With all these open source projects... It seems the only two things we are missing are batteries and battery management... I'm not capable of initiating a conversation about planning open source DIY batteries, but I do believe that a BMS is important.
I am no expert on this subject, and much of what I think I know may be wrong. Please don't hesitate to interject and/or correct.
The three types of BMS I know of are:
1) Passive and isolated, like a zener lamp. At a certain Voltage current is shunted to a resistor (a bulb in the example i read). Limits overcharging.
2) Passive but interactive. I can't remember the example of this very well, but it sat in between batteries and shunted current between the two batteries until they are equal in voltage. IIRC it was a passive device, not actively moving current.

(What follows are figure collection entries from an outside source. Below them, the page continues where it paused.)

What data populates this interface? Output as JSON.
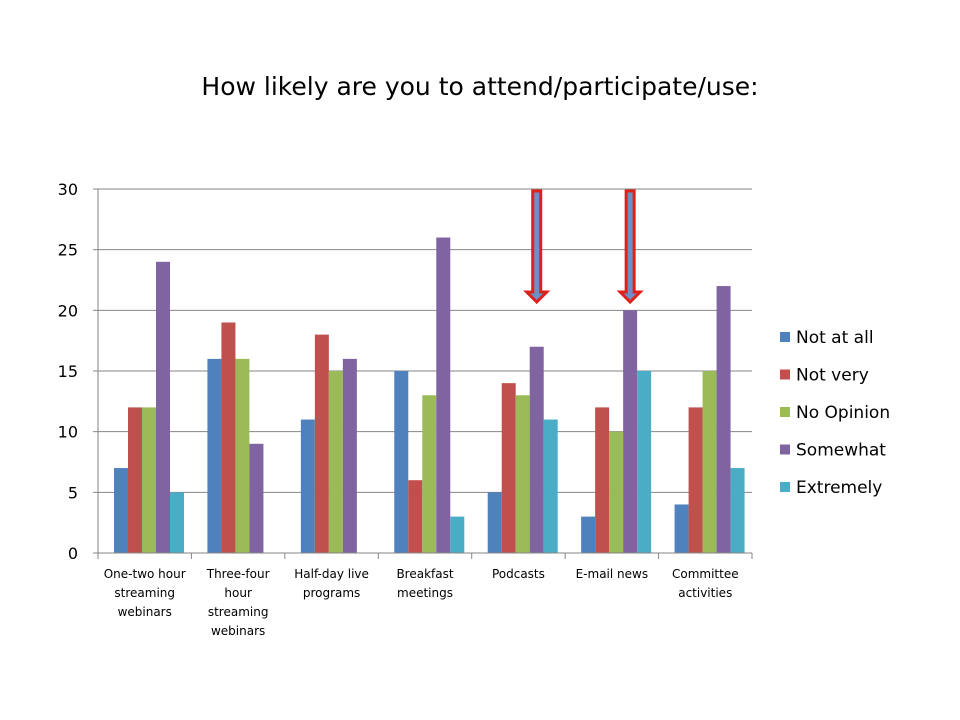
{
  "chart_data": {
    "type": "bar",
    "title": "How likely are you to attend/participate/use:",
    "xlabel": "",
    "ylabel": "",
    "ylim": [
      0,
      30
    ],
    "yticks": [
      0,
      5,
      10,
      15,
      20,
      25,
      30
    ],
    "grid": true,
    "legend_position": "right",
    "categories": [
      [
        "One-two hour",
        "streaming",
        "webinars"
      ],
      [
        "Three-four",
        "hour",
        "streaming",
        "webinars"
      ],
      [
        "Half-day live",
        "programs"
      ],
      [
        "Breakfast",
        "meetings"
      ],
      [
        "Podcasts"
      ],
      [
        "E-mail news"
      ],
      [
        "Committee",
        "activities"
      ]
    ],
    "series": [
      {
        "name": "Not at all",
        "color": "#4F81BD",
        "values": [
          7,
          16,
          11,
          15,
          5,
          3,
          4
        ]
      },
      {
        "name": "Not very",
        "color": "#C0504D",
        "values": [
          12,
          19,
          18,
          6,
          14,
          12,
          12
        ]
      },
      {
        "name": "No Opinion",
        "color": "#9BBB59",
        "values": [
          12,
          16,
          15,
          13,
          13,
          10,
          15
        ]
      },
      {
        "name": "Somewhat",
        "color": "#8064A2",
        "values": [
          24,
          9,
          16,
          26,
          17,
          20,
          22
        ]
      },
      {
        "name": "Extremely",
        "color": "#4BACC6",
        "values": [
          5,
          0,
          0,
          3,
          11,
          15,
          7
        ]
      }
    ],
    "annotations": [
      {
        "type": "down-arrow",
        "category_index": 4,
        "color": "#E0201B",
        "fill": "#6E8FC9"
      },
      {
        "type": "down-arrow",
        "category_index": 5,
        "color": "#E0201B",
        "fill": "#6E8FC9"
      }
    ]
  }
}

3) Active. like Lee Hart's (
BalancerLand - Intro) I see a couple ways of doing this.
a) have a microprocessor watch voltage (and temp) of each battery and move current from the highest to the lowest etc.
b) have a microprocessor watch voltage (and temp) of each battery as it charges and remove batteries from the string as they reach a defined voltage for that charging phase
i) this would require a very smart charger or that the BMS work hand in hand with the charger. (you do have to reduce voltage when you remove a battery right? you can't charge a 24volt pack with 120 volts?)
ii) technically this isn't BMS, but if you are charging a pack every night and every night it is equalized, it's darn close to BMS (until a battery goes bad).
What I want out of a BMS:
Effective
inexpensive
average joe can build it
I would love for it to actively display individual voltage readings to a backlit dashmounted lcd, but I wouldn't pay an extra $100 for it.